Die Sinnfrage knüpft sich hier eng an. Denn das soziale Umfeld trägt dazu bei, dass man sich jeden Tag wohl fühlt bei der Arbeit – oder eben auch fehl am Platz. Wenn Mitarbeiter nicht einfach so sein können, wie sie sind, und von den Kollegen nicht akzeptiert werden, fördert das in keiner Weise ihr Sinnerleben bei der Arbeit und raubt zusätzliche Energie. Daher umfasst die Stressanalyse auch die Sinndimension. Neben dem Faktor des sozialen Miteinanders ist dabei der Faktor Arbeitsinhalt und eigene Einstellung bei unveränderlichen Situationen aufgenommen. Kann der Mitarbeiter sich mit den Kernaufgaben seiner Arbeit identifizieren? Macht sie ihm Spass? Weiss er, wofür, wozu er die Arbeit tut? Auch der monetäre Anreiz spielt mithinein, weil sich viele Menschen durch Geld motivieren lassen, eine Tätigkeit weiterzuführen, obwohl diese aus Sicht der Mitarbeitenden nicht sehr sinnerfüllt ist.

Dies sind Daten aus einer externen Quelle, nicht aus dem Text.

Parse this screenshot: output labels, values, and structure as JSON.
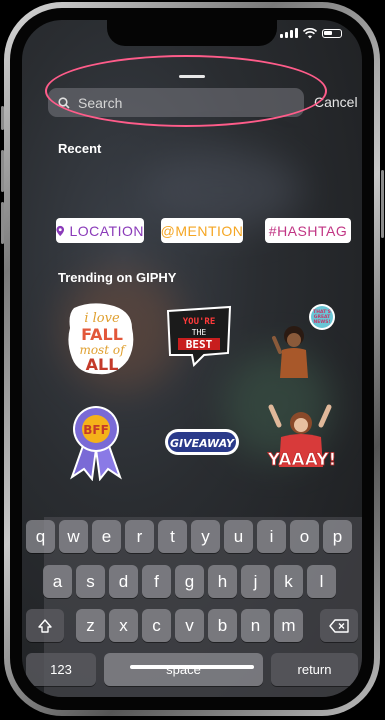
{
  "search": {
    "placeholder": "Search",
    "cancel_label": "Cancel"
  },
  "recent": {
    "title": "Recent",
    "tags": [
      {
        "label": "LOCATION",
        "color": "#8a3ab9"
      },
      {
        "label": "@MENTION",
        "color": "#f5a623"
      },
      {
        "label": "#HASHTAG",
        "color": "#c13584"
      }
    ]
  },
  "trending": {
    "title": "Trending on GIPHY",
    "stickers": [
      {
        "name": "i-love-fall-sticker",
        "text": [
          "i love",
          "FALL",
          "most of",
          "ALL"
        ]
      },
      {
        "name": "youre-the-best-sticker",
        "text": [
          "YOU'RE",
          "THE",
          "BEST"
        ]
      },
      {
        "name": "thats-great-news-sticker",
        "text": [
          "THAT'S",
          "GREAT",
          "NEWS!"
        ]
      },
      {
        "name": "bff-ribbon-sticker",
        "text": [
          "BFF"
        ]
      },
      {
        "name": "giveaway-sticker",
        "text": [
          "GIVEAWAY"
        ]
      },
      {
        "name": "yaaay-sticker",
        "text": [
          "YAAAY!"
        ]
      }
    ]
  },
  "keyboard": {
    "row1": [
      "q",
      "w",
      "e",
      "r",
      "t",
      "y",
      "u",
      "i",
      "o",
      "p"
    ],
    "row2": [
      "a",
      "s",
      "d",
      "f",
      "g",
      "h",
      "j",
      "k",
      "l"
    ],
    "row3": [
      "z",
      "x",
      "c",
      "v",
      "b",
      "n",
      "m"
    ],
    "numbers_label": "123",
    "space_label": "space",
    "return_label": "return"
  },
  "colors": {
    "highlight_oval": "#ff5c8a",
    "location_tag": "#8a3ab9",
    "mention_tag": "#f5a623",
    "hashtag_tag": "#c13584"
  }
}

Analysieren und intervenieren

Das Wissen um die individuellen Verhaltensmuster und Stressantreiber, aber auch um die Ressourcen der Mitarbeiter ist für die Unternehmen von grossem Wert. Denn dieses liefert – ebenso wie das Wissen über die organisationalen und psychosozialen Belastungen – klare Hinweise für ein zielgerichtetes betriebliches Gesundheitsmanagement sowie konkrete Ansätze für eine unterstützende Personal- und Organisationsentwicklung. Geben beispielsweise in einer Abteilung mehrere Mitarbeiter an, dass ihre Führungskraft sie demotiviert –, dann hat das Unternehmen schon einen konkreten Anhaltspunkt, um zu intervenieren. Durch solche und weitere Hinweise, die den Firmen in Form eines ausführlichen Auswertungsreports gegeben werden, sind diese in der Lage, passgenaue Interventionen für ihre Führungskräfte und Mitarbeiter wie etwa Coachings und organisationale Änderungen zu entwickeln. So kann die Resilienz gestärkt sowie Stress und Burnout vorgebeugt werden.